Victims of the Depression and callous children, elderly couple Barkley and Lucy Cooper (Victor Moore and Beulah Bondi) find themselves separated from one another when they lose their house and have to go live with their adult children.  They have FIVE children, but none of them can take both parents into their homes.  Really?  NFR_PE_make_way_for_tomorrowSomebody couldn’t roll out a cot or let one of them sleep on the couch?  And, if that wasn’t bad enough, then they are faced with the fact that they aren’t even wanted individually. One son’s wife convinces him that they need to put Lucy in a rest home; and, a daughter convinces Barkley that he should move to California and live with another daughter because the climate will be better for his health.  It’s difficult to believe that these two sweet, old people could have raised such ungrateful children. I’m sure this is the root reason why I don’t like this film.  I would NEVER treat my parents like this, but I know countless others who would and they make me physically ill.  The film is just too realistic a portrait of selfishness on an unfathomable level.

I would like to say that the only enjoyable part of this movie is when the couple reunites for one day before being shipped off to their separate destinations. They visit all the places they went on their honeymoon fifty years earlier and are unabashedly happy to be with one another.  They get better treatment from the strangers they meet out that day than they could ever get from their children. Yet, alas, even this slight respite from despair is ruined when the couple part ways at the train station.  They, and you the viewer, know that this is the last time they will EVER see one another.  I’d rather watch Ed Harris jump out that window in The Hours one-hundred times than watch this pitiful couple say their final goodbyes “just in case something happens.”  I really felt ill after I watched this. 

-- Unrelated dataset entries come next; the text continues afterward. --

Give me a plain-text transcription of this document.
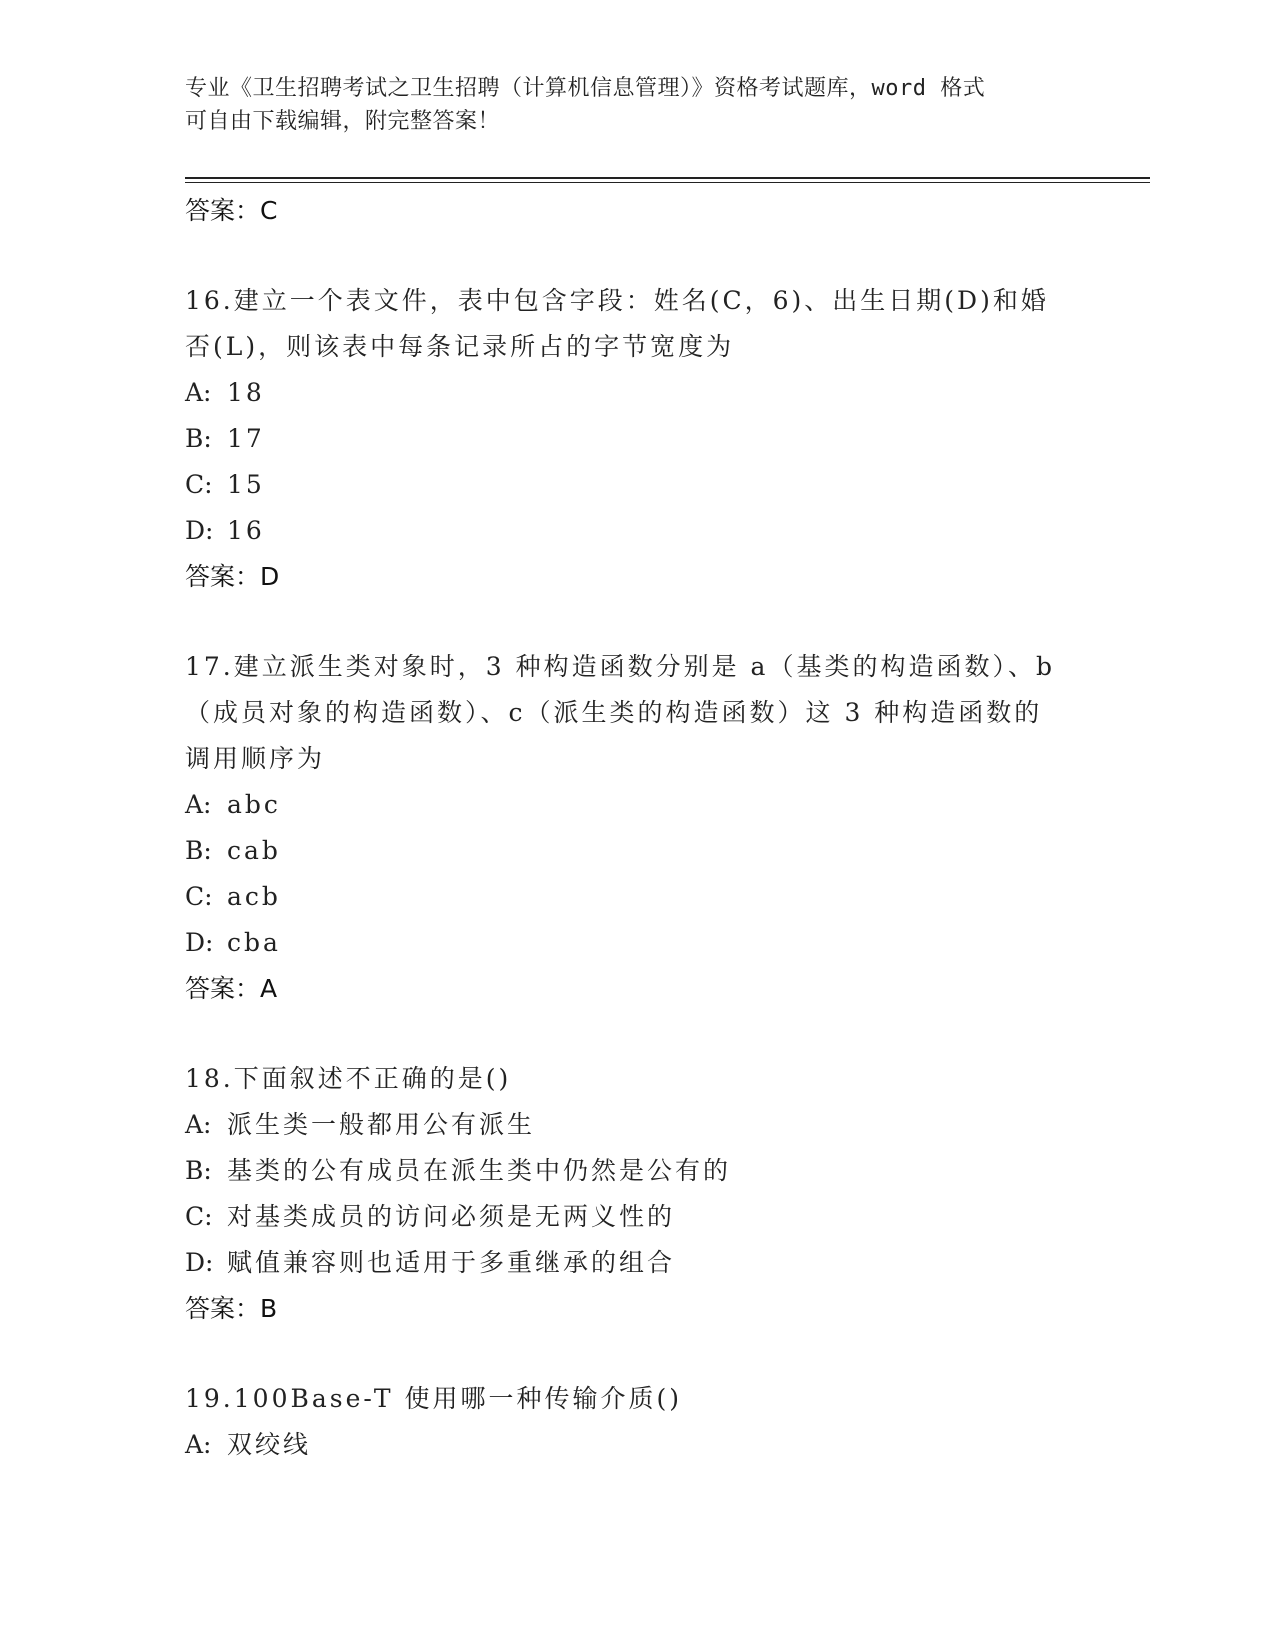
专业《卫生招聘考试之卫生招聘（计算机信息管理）》资格考试题库，word 格式
可自由下载编辑，附完整答案！
答案：C
16.建立一个表文件，表中包含字段：姓名(C，6)、出生日期(D)和婚
否(L)，则该表中每条记录所占的字节宽度为
A: 18
B: 17
C: 15
D: 16
答案：D
17.建立派生类对象时，3 种构造函数分别是 a（基类的构造函数）、b
（成员对象的构造函数）、c（派生类的构造函数）这 3 种构造函数的
调用顺序为
A: abc
B: cab
C: acb
D: cba
答案：A
18.下面叙述不正确的是()
A: 派生类一般都用公有派生
B: 基类的公有成员在派生类中仍然是公有的
C: 对基类成员的访问必须是无两义性的
D: 赋值兼容则也适用于多重继承的组合
答案：B
19.100Base-T 使用哪一种传输介质()
A: 双绞线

makewayBoth Bondi and Moore are heartbreaking in their roles. I suppose I could blame their too spot on portrayals for my displeasure with the movie, but that doesn’t seem fair.  I find it hard to believe that neither was nominated for an Academy Award—in fact, the film garnered no nominations at all. Really?  Luise Rainer wins for portraying a Chinese peasant with a really bad accent in The Good Earth, but Beulah Bondi, who personified a granny put out to pasture, doesn’t even get nominated?  Funny thing, when he won the Oscar for Best Directing for The Awful Truth (an excellent film, by the way) McCarey said thanks but that he got the award for the wrong film. 

Final verdict: if you really love your parents don’t watch this movie.  It will make you angry and depressed.  Still, if you are someone who wouldn’t think twice about dropping them at the “home” and visiting them only on holidays (if that), please watch this film to see how loathsome you really are. If I have offended anyone with this—Good.